On Monday, Clark, who has spent the past two days posting pictures of people kneeling on the streets and in living rooms, walked into a Chicago Police Department precinct. She asked two black officers on duty whether they’re against racism and police brutality, and if they would take a knee with her, she wrote on Instagram. They agreed — a decision praised by many, but resulted in a reprimand by the department.
A picture Clark posted on social media showed the two uniformed officers kneeling beside her as they held up their fists in the precinct’s lobby.
“We are aware of the photo, and we will address it in the same way we have handled previous incidents in which officers have made political statements while in uniform, with a reprimand and a reminder of department policies,” Anthony Guglielmi, spokesman for the police department, said in a statement.
Chicago police officers are not allowed to participate in partisan political activities and campaigns, according to the police department. Officers who violate the policy could be reprimanded, assigned extra work without compensation, suspended without pay for no more than 30 days, or charged before the Chicago Police Board.
The department is not naming the officers, a spokesman said.
Chicago Mayor Rahm Emanuel said Tuesday he supports the reprimand, while acknowledging the officers were caught between the need to connect with the community and follow department rules on making political statements, according to the Chicago Sun-Times.
“There’s a difference between an athlete wearing their uniform and a police officer who is paid by the public who’s wearing theirs,” Emanuel said.
Clark did not return a call from The Washington Post on Tuesday, but she told Fox 32 she doesn’t regret asking the officers to take a knee inside the South-side precinct.
“I think the Chicago Police Department should be ashamed of itself for reprimanding these police officers,” she said. “These officers took a knee against racial injustice.
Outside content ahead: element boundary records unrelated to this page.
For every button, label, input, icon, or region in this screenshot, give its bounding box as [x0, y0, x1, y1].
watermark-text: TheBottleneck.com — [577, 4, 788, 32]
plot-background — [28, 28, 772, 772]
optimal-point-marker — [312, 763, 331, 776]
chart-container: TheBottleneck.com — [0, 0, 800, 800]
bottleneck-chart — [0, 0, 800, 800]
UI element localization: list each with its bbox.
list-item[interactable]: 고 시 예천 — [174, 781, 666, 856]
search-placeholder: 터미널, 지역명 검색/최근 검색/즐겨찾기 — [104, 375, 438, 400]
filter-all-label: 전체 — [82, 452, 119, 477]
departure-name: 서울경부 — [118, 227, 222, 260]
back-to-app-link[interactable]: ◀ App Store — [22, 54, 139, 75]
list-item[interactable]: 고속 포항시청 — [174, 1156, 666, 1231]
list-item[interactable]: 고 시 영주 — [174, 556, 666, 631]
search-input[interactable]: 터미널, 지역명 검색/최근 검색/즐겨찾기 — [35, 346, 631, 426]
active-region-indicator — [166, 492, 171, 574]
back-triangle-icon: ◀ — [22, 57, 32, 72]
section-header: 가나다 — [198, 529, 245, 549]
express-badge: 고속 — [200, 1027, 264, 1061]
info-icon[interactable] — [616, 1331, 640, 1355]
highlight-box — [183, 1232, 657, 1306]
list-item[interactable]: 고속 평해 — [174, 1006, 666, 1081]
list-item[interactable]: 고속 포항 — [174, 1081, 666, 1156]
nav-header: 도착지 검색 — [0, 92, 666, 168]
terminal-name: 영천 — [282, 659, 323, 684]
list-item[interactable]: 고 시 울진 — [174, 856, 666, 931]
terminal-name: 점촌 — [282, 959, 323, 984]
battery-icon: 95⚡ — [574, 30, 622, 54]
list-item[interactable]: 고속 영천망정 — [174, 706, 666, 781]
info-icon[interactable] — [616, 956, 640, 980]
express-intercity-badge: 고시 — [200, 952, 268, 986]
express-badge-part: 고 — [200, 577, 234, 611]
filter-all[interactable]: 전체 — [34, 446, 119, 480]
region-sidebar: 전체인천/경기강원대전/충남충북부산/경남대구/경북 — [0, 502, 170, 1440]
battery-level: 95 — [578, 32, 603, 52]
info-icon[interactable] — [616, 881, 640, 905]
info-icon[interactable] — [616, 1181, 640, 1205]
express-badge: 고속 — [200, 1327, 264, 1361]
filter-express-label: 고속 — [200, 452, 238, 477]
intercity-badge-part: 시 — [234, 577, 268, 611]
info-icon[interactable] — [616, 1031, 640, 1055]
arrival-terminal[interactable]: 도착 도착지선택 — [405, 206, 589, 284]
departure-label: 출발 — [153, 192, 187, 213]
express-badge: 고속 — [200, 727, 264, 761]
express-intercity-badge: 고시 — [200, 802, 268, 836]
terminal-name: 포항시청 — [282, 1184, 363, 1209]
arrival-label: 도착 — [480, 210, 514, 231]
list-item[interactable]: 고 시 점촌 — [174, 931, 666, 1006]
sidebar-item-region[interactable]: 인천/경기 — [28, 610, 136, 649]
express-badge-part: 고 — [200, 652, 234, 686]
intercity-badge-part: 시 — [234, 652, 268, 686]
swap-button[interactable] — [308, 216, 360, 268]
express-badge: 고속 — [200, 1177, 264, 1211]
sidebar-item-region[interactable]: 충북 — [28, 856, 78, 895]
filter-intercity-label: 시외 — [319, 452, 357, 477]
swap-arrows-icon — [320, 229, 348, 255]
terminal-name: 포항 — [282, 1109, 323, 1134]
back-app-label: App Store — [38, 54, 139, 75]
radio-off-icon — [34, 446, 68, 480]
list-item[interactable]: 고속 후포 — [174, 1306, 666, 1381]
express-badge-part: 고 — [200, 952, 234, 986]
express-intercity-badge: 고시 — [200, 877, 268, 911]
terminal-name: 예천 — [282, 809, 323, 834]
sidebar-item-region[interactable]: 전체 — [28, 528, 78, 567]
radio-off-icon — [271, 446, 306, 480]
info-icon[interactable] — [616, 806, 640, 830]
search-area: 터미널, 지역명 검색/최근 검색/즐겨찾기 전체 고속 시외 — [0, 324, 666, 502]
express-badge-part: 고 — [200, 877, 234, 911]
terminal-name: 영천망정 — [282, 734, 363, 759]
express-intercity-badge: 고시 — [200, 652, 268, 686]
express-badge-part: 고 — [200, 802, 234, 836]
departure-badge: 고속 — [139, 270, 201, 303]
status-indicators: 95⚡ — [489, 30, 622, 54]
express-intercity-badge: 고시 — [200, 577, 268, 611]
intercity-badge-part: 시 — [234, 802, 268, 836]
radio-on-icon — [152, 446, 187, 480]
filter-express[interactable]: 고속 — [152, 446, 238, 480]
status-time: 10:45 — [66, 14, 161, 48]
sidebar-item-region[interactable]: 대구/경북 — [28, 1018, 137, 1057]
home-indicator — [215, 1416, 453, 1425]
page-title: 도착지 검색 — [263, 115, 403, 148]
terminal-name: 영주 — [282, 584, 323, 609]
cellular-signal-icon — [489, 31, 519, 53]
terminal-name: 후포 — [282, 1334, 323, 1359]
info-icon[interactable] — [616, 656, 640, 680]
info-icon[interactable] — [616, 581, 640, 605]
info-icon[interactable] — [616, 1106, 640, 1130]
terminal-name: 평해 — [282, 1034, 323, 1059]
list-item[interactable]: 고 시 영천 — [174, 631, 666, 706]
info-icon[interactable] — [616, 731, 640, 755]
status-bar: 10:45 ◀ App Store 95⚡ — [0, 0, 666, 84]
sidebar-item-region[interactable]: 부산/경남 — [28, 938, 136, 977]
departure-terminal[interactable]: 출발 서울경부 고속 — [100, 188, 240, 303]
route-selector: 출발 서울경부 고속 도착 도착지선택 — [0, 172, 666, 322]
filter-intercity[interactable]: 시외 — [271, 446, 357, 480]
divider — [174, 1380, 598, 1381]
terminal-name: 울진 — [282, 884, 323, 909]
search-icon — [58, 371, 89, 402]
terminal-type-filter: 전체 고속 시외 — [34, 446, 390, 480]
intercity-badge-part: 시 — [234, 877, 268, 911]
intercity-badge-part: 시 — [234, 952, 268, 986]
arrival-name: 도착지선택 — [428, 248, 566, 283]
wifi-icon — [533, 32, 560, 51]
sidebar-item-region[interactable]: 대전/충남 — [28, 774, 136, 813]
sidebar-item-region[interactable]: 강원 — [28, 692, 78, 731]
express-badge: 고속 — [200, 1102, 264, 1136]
They should be acknowledged and appreciated.”
She also said she knew a picture of black officers taking a knee while on the job would cause controversy. The photo she posted has since been liked more than 2,000 times on Instagram, and was splashed across the front page of the Chicago Sun-Times on Tuesday. Rapper Snoop Dogg has also weighed in.
“They feel the pain of the people too,” he wrote when he shared the picture on his Instagram and Twitter accounts Tuesday. “All police aren’t bad.”
Clark, who started a group that helps Chicago’s inner-city children and sells T-shirts with the group’s name, Hugs No Slugs, said she was inspired by Kaepernick, who regularly knelt in silence during the national anthem to protest police brutality against African Americans.
“I think that it’s imperative that African Americans know their rights,” Clark told Fox 32. “I think that if you are going to stand for something, that it should get national attention because that’s what our culture is missing. Something positive to stand for.”
Clark began asking people to take a knee after Trump used profane language in deriding athletes who protest.
“Wouldn’t you love to see these NFL owners, when somebody disrespects our flag, to say: ‘Get that son of a b—- off the field right now, out. He’s fired. He’s fired!’ ” Trump told a crowd at a political rally in Huntsville, Ala., on Friday.
Trump doubled down on his attacks over the weekend, calling on team owners to fire or suspend players who protest, encouraging fans to boycott games, and claiming NFL attendance and ratings are “WAY DOWN.”
In an act of mass defiance, dozens of players and numerous team owners, coaches and executives either took a knee or linked arms when the national anthem was played before Sunday’s games.
Last January, a Chicago police officer was also reprimanded after a red Make America Great Again hat was seen on the dashboard of his police cruiser.
In 2014, another officer was disciplined for playing the song “Sweet Home Alabama,” a song some consider to be racially offensive, during a protest against police brutality.